On the 5th of September, the first consignment of 99,100 doses of the Jyenneos vaccine against mpox arrived in the Democratic Republic of Congo (DRC). These vaccines arrived a few weeks after emergency declarations by both the Africa Centre for Disease Control (CDC) and the WHO, following a rise in cases, primarily in central and east Africa, and amongst rising concern of the spread of a new strain of the virus, clade 1b, which appears to particularly affect children. The number of vaccines arriving in DRC is far below those expected to be needed, and as affected neighbouring countries are still awaiting theirs, it seems unlikely that the 10 million doses requested by Africa CDC’s Director for the continent are on the horizon. Civil society organisations have called out prohibitive pricing by pharmaceutical companies and hoarding of vaccines by countries in the Global North as major obstacles to the mpox response in Africa. As in the days of the COVID-19 pandemic, global vaccine injustice is once again a glaring problem not only for countries immediately affected but for global efforts to stop transmission.
Who makes decisions about how vaccines are deployed?

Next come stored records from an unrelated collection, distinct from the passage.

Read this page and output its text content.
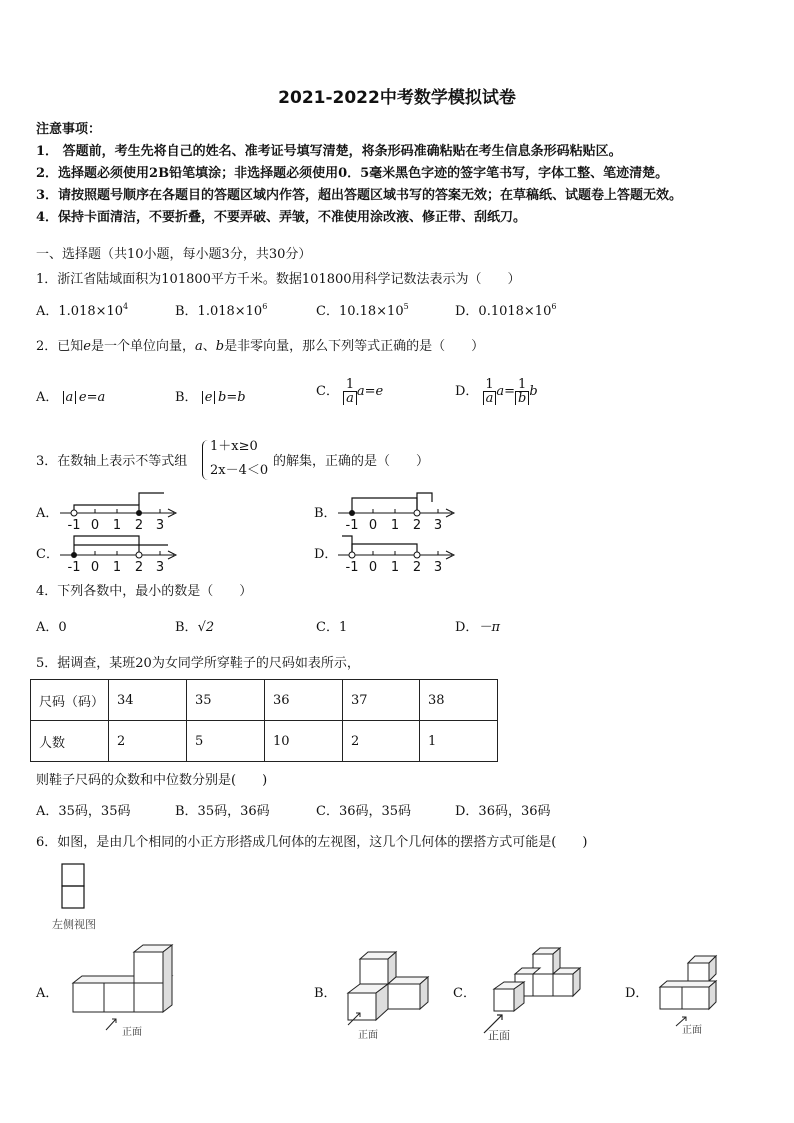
2021-2022中考数学模拟试卷
注意事项：
1． 答题前，考生先将自己的姓名、准考证号填写清楚，将条形码准确粘贴在考生信息条形码粘贴区。
2．选择题必须使用2B铅笔填涂；非选择题必须使用0．5毫米黑色字迹的签字笔书写，字体工整、笔迹清楚。
3．请按照题号顺序在各题目的答题区域内作答，超出答题区域书写的答案无效；在草稿纸、试题卷上答题无效。
4．保持卡面清洁，不要折叠，不要弄破、弄皱，不准使用涂改液、修正带、刮纸刀。
一、选择题（共10小题，每小题3分，共30分）
1．浙江省陆域面积为101800平方千米。数据101800用科学记数法表示为（　　）
A．$1.018\times 10^4$	B．$1.018\times 10^6$	C．$10.18\times 10^5$	D．$0.1018\times 10^6$
2．已知e是一个单位向量，a、b是非零向量，那么下列等式正确的是（　　）
A． a  e=a	B． e  b=b	C． $\frac{1}{a} a=e$	D． $\frac{1}{a} a= \frac{1}{b}$ b
3．在数轴上表示不等式组
1＋x≥0
2x－4＜0
的解集，正确的是（　　）
A．	B．
C．	D．
-1 0 1 2 3	-1 0 1 2 3
-1 0 1 2 3	-1 0 1 2 3
4．下列各数中，最小的数是（　　）
A．0	B．√2	C．1	D．－π
5．据调查，某班20为女同学所穿鞋子的尺码如表所示，
尺码（码）	34	35	36	37	38
人数	2	5	10	2	1
则鞋子尺码的众数和中位数分别是(　　)
A．35码，35码	B．35码，36码	C．36码，35码	D．36码，36码
6．如图，是由几个相同的小正方形搭成几何体的左视图，这几个几何体的摆搭方式可能是(　　)
左侧视图
A．	B．	C．	D．
正面	正面	正面	正面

Against this backdrop, efforts are being made to increase supply wherever possible, for example through Gavi’s activation of the new First Response Fund to mobilise 500,000 doses and plans to create a stockpile. As affected countries prepare to deliver vaccines, however scarce, important decisions face health officials about how to deploy scarce supplies. The National Immunisation Technical Advisory Group (NITAG) in DRC, for example, is planning to target both frontline healthcare workers and groups previously identified as being at risk, such as commercial sex workers. This decision has already raised questions, for example as to whether the “mechanical inclusion of groups without a clear history of recent exposure” makes sense or whether it might be better to focus on known contacts of contacts (as it was during ring vaccinations for Ebola in West Africa, for example), particularly with limited doses available. Normally, these decisions are made solely by governments and public health experts, rarely in consultation with communities affected by the disease or those belonging to groups targeted by vaccination plans. The public tends to be informed at the point at which vaccines arrive in their towns and villages, with limited time to engage communities in any meaningful way, if at all. There are however very good reasons why governments embarking on the design of an emergency vaccination campaign might want to consider consulting the public early, and important lessons can be learned from other experiences across the continent and beyond during other outbreaks and vaccination campaigns.

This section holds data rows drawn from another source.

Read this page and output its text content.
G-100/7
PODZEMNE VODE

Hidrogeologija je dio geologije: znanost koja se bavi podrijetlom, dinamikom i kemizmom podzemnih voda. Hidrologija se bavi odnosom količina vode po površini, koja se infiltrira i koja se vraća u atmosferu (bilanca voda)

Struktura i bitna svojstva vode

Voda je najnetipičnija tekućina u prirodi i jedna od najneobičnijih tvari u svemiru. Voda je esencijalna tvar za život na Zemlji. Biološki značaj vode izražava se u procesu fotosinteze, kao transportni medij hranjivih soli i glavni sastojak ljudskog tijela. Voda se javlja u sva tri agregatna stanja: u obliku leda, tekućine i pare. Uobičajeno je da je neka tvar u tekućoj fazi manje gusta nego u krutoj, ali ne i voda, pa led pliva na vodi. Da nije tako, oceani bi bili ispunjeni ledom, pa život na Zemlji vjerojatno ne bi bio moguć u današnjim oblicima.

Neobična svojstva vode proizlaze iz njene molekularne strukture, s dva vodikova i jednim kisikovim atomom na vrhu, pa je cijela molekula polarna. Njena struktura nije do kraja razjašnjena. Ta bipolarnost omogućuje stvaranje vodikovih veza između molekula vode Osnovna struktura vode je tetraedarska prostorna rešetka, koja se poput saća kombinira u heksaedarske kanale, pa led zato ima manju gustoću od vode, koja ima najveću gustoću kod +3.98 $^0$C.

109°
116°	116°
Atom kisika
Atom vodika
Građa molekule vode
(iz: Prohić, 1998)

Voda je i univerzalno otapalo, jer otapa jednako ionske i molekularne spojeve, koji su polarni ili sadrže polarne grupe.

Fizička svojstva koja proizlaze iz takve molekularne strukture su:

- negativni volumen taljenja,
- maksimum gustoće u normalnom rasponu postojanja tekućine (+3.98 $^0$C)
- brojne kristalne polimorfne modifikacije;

Lessons from the PULSE project
For the last year the UKHIH has been supporting a System Innovation Partnership to synthesise and develop evidence around how to best engage communities in vaccines delivery in crisis contexts.
The PULSE project, is a collaboration between the IFRC, Childcare and Wellness Clinics in Nigeria, Addis Ababa University in Ethiopia, the London School of Hygiene & Tropical Medicine and the Geneva Centre of Humanitarian Studies at University of Geneva, we have conducted qualitative research in Kano (Nigeria) and Dire Dawa (Ethiopia). It aims to establish an evidence base to support community-led vaccine deployment strategies in humanitarian contexts. This research highlights two key areas that those involved in the deployment of mpox vaccines may want to consider: the possibility of co-design of vaccination strategies and avenues to build trust amongst affected populations.
Co-Designing Vaccine Strategies
Despite increasing attention amongst humanitarian and public health practitioners to community engagement as a key component of epidemic response, in the context of vaccination, this remains seen primarily as an activity to be conducted at the point of delivery, to build confidence or address pockets of vaccine hesitancy. During emergencies in particular, these processes also tend to be hurried, responding as quickly as possible to vaccine availability or central decisions to vaccinate. In our research in Nigeria, for example, Red Cross volunteers were only given a couple of days to go house to house to alert the public that there would be a diphtheria vaccination campaign to respond to an outbreak in the North of the country. Even when there is a longer build up to develop a comprehensive engagement strategy, as was the case for example during the COVID-19 pandemic, community engagement specialists have to work around plans that have often already been made about how, when and where vaccination will take place. Consultations with the public prior to the design of a vaccination campaign however could improve the effectiveness of deployment and to build trust with the population. This is especially important in the current context of scarcity and humanitarian contexts, where mass campaigns are not always feasible and difficult decisions have to be made about targeting.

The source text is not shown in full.